One clear lesson: Be proud of your accomplishments, but be nimble and humble so that you can continue to evolve.
Nechama Leibovitz’s explanation as to why the fifth phrase of redemption, ve-heiveti, “And I will bring you [to the land of Israel],” doesn’t warrant a fifth cup of wine is that the first four phrases came true--we left Egyptian slavery and became servants of God--but the fifth lasted only a short while and then we went into exile. Even the best plans have hiccups, the best roads to success take detours.
One of the values listed in the Westchester Day School mission statement is resilience, based on the verse in Micha, Ki nafalti kamti, “Though I have fallen, I will rise.” This experience isn’t a straight line. But that is ok. It will make everyone stronger in the end.

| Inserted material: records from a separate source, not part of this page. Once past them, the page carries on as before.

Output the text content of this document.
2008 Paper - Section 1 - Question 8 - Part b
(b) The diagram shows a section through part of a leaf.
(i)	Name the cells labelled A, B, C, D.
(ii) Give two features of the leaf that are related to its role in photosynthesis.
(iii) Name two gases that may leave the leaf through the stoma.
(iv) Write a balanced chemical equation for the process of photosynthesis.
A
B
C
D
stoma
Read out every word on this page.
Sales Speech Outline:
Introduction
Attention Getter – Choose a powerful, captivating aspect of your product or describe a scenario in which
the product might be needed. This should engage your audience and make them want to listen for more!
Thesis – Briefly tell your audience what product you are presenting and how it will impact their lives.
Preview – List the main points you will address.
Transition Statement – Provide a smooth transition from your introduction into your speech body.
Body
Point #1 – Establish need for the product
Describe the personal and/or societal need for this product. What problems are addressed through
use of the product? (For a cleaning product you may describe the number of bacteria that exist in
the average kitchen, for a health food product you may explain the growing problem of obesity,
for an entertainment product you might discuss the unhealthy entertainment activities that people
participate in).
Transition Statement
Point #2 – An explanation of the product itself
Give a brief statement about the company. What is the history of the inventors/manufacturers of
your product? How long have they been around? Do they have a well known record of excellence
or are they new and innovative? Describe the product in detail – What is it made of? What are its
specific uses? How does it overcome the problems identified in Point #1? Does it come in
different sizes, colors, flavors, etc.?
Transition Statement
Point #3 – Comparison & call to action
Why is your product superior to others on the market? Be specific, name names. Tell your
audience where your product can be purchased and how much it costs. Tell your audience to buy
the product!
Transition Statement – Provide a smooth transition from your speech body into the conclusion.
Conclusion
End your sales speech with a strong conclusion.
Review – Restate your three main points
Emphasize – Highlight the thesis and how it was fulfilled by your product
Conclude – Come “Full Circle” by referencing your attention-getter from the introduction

If that is the only thing learned during this time, it will be the most important lesson any of us learn, let alone our students.
Enjoy the experience. How? Celebrate every success and win. Have a great day of learning? Enjoy. Have a great day of learning in one grade? Enjoy. Get a positive email from a parent? Enjoy. Make a good decision? Enjoy. Have a great class? Enjoy. See posts of kids doing acts of chesed at home? Enjoy. Watch teachers support each other in new and creative ways? Enjoy. See administrators do things that make you proud to call them colleagues? Enjoy. Witness teachers and administrators do everything they can possibly do to reinvent themselves? Enjoy. Sleep well? Enjoy. A day where your 3-year-old has no accidents? THROW A PARTY!
I cry all the time. This made me cry (from a WDS parent who is a public school teacher): “Just wanted to let you know that this afternoon while on a Zoom call with my entire grade team and my supervisor I brought them into my kitchen to watch my daughter complete her science experiment with Ms. Shapiro. You guys are doing such a great job and I wanted to show them how distance learning can be done correctly. Thank you for all your hard work!”
And if this has taught us nothing but that change will find a way in somehow and the next time we won’t be as shocked, then we will have learned a valuable lesson.
And then there is perspective to help us handle the lows and celebrate the highs. Today I spoke to a friend whose father is on a ventilator, sedated, after testing positive for COVID19. He can’t go visit him. He can’t be with him. He can’t hold his hand. His father is alone. He has a 50/50 chance of coming off the ventilator, and even if he does he might have irreparable damage to some of his organs. He found out his father was intubated after the procedure. The doctors told him to be prepared to find out that his father’s condition could change for the worse.
That is real change. Ours, as disorienting as it is, will pass and we will be stronger as a result.
We pray for all those who are seriously ill at this time.